Music videos literally always put me into debt… I love and hate making them more than anything. It’s a toxic relationship. There is nothing more beautiful than to collaborate with other talents and create something together. There is nothing more satisfying than bringing one’s vision to life. But really nobody can do this alone, it needs a team of dedicated and talented people, as well as money and passion.
Since this is such a very strong part of my chosen purpose in life, filmmaking always feels like a “live or die” situation to me.
Since day one, all my videos were always self-directed. I’ve written, co-directed, produced and edited all of them. I had help and I am still learning from the talented, beautiful people around me.
As much as I loved singing, and as much I loved film making. It was never separated. It always has been one. This is just the first time I’m openly taking credit for it.
You’ve said that your “music and visuals are deeply intertwined” and that they’re “all part of the same universe”. Which idea comes first, the song or the visuals? Do you create one to match the other?
I’m not sure if it’s possible to separate them, they always have been one. If I’d really have to tell them apart, I’d describe the songwriting part more like an unconscious feeling, since writing lyrics happens much faster. Making a video takes more time, communication and execution. Still, it’s hard to tell which comes first, because the lyrics often stem from a movie that plays in my mind, some kind of stream of unconsciousness or memory playback.

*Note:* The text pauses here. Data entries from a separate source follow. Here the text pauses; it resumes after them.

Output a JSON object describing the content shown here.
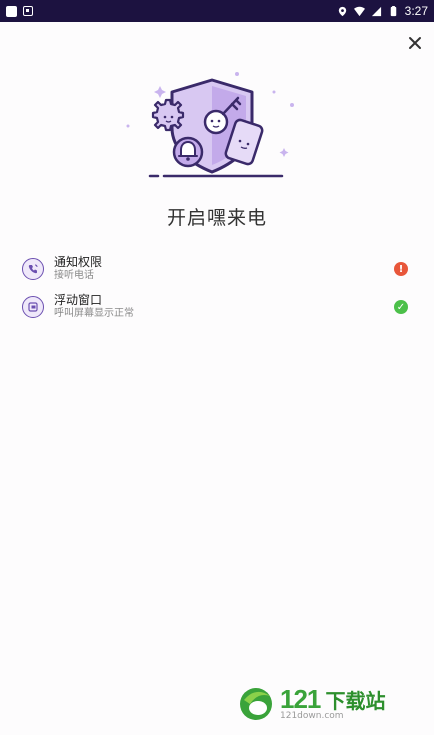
{
  "status_bar": {
    "time": "3:27"
  },
  "close": {
    "label": "×"
  },
  "title": "开启嘿来电",
  "permissions": [
    {
      "title": "通知权限",
      "subtitle": "接听电话",
      "status": "error",
      "status_glyph": "!"
    },
    {
      "title": "浮动窗口",
      "subtitle": "呼叫屏幕显示正常",
      "status": "ok",
      "status_glyph": "✓"
    }
  ],
  "watermark": {
    "brand_number": "121",
    "brand_cn": "下载站",
    "url": "121down.com"
  },
  "colors": {
    "status_bar_bg": "#1c1240",
    "accent_purple": "#6b4fb0",
    "light_purple": "#d8c8f2",
    "error_red": "#e8563a",
    "ok_green": "#4cc04a",
    "watermark_green": "#3aa33a"
  },
  "icons": {
    "close": "close-icon",
    "perm1": "phone-ring-icon",
    "perm2": "floating-window-icon"
  }
}
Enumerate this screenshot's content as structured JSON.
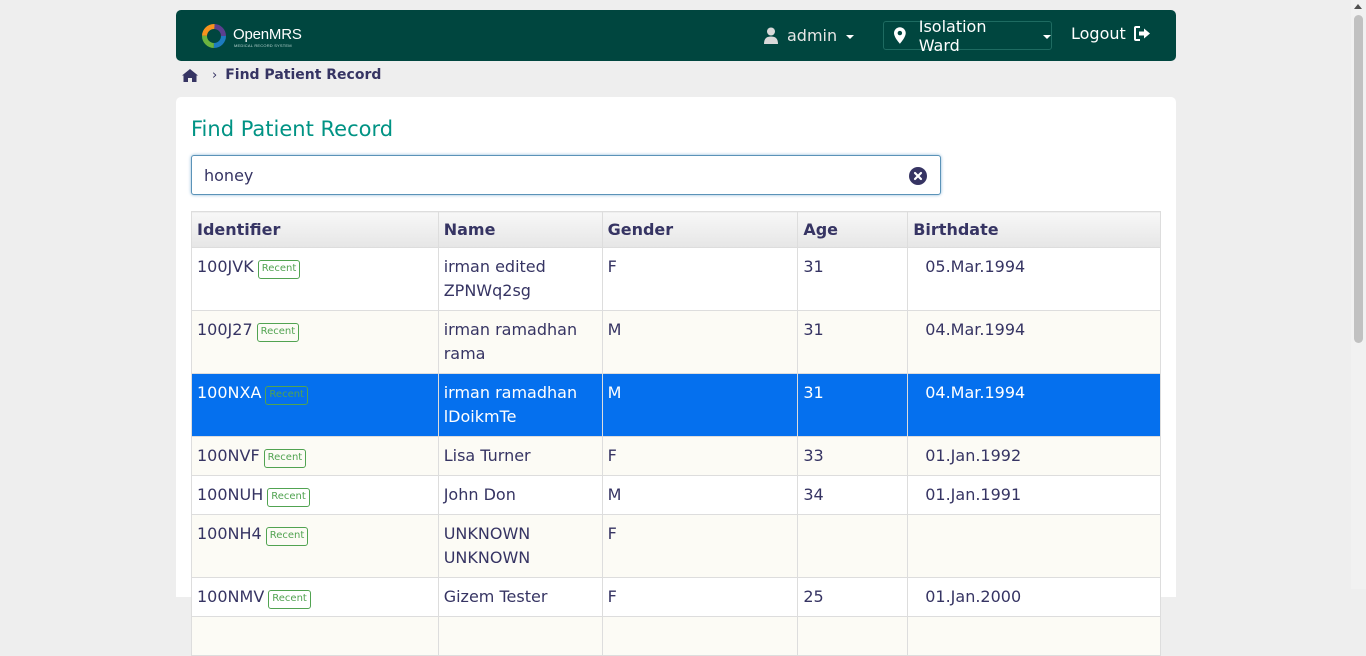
{
  "header": {
    "logo_text": "OpenMRS",
    "logo_subtext": "MEDICAL RECORD SYSTEM",
    "user_icon": "user-icon",
    "user_name": "admin",
    "location_icon": "map-marker-icon",
    "location_name": "Isolation Ward",
    "logout_label": "Logout",
    "logout_icon": "sign-out-icon",
    "colors": {
      "background": "#00463f",
      "logo_orange": "#f7931e",
      "logo_blue": "#1d7bbf",
      "logo_green": "#6cb33f",
      "logo_purple": "#5b3f8f"
    }
  },
  "breadcrumb": {
    "home_icon": "home-icon",
    "separator_icon": "chevron-right-icon",
    "current": "Find Patient Record"
  },
  "page": {
    "title": "Find Patient Record",
    "title_color": "#009384"
  },
  "search": {
    "value": "honey",
    "clear_icon": "times-circle-icon"
  },
  "results": {
    "columns": [
      "Identifier",
      "Name",
      "Gender",
      "Age",
      "Birthdate"
    ],
    "badge_label": "Recent",
    "selected_color": "#0570ee",
    "rows": [
      {
        "identifier": "100JVK",
        "name_line1": "irman edited",
        "name_line2": "ZPNWq2sg",
        "gender": "F",
        "age": "31",
        "birthdate": "05.Mar.1994"
      },
      {
        "identifier": "100J27",
        "name_line1": "irman ramadhan",
        "name_line2": "rama",
        "gender": "M",
        "age": "31",
        "birthdate": "04.Mar.1994"
      },
      {
        "identifier": "100NXA",
        "name_line1": "irman ramadhan",
        "name_line2": "lDoikmTe",
        "gender": "M",
        "age": "31",
        "birthdate": "04.Mar.1994"
      },
      {
        "identifier": "100NVF",
        "name_line1": "Lisa Turner",
        "name_line2": "",
        "gender": "F",
        "age": "33",
        "birthdate": "01.Jan.1992"
      },
      {
        "identifier": "100NUH",
        "name_line1": "John Don",
        "name_line2": "",
        "gender": "M",
        "age": "34",
        "birthdate": "01.Jan.1991"
      },
      {
        "identifier": "100NH4",
        "name_line1": "UNKNOWN",
        "name_line2": "UNKNOWN",
        "gender": "F",
        "age": "",
        "birthdate": ""
      },
      {
        "identifier": "100NMV",
        "name_line1": "Gizem Tester",
        "name_line2": "",
        "gender": "F",
        "age": "25",
        "birthdate": "01.Jan.2000"
      }
    ]
  }
}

You’re based in Berlin, a city renowned for its creative scene. What impact has Berlin had on you as an artist?
I think it made me more conservative in a way, I don’t like to party and I hate techno.
If I’m honest, I used to really dislike Berlin, I never wanted to live here, especially in winter it’s the most depressing place ever. But I have to admit, it’s a great city for making friends, and it’s a great city for walking. Berlin kinda feels like a huge village.
What can we expect from LIA LIA in the future? Do you intend to continue playing with genre and make us expect the unexpected?
I never think much about genre. I just try to find the sound which feels most straightforward to convey the emotions I feel.
What are your hopes and dreams for 2022?
It will sound like some Miss Universe speech, but what else is there to wish for than no more wars, an end of the pandemic, and the prevention of climate change? I’m just trying to spend time with my loved ones and pet rabbit.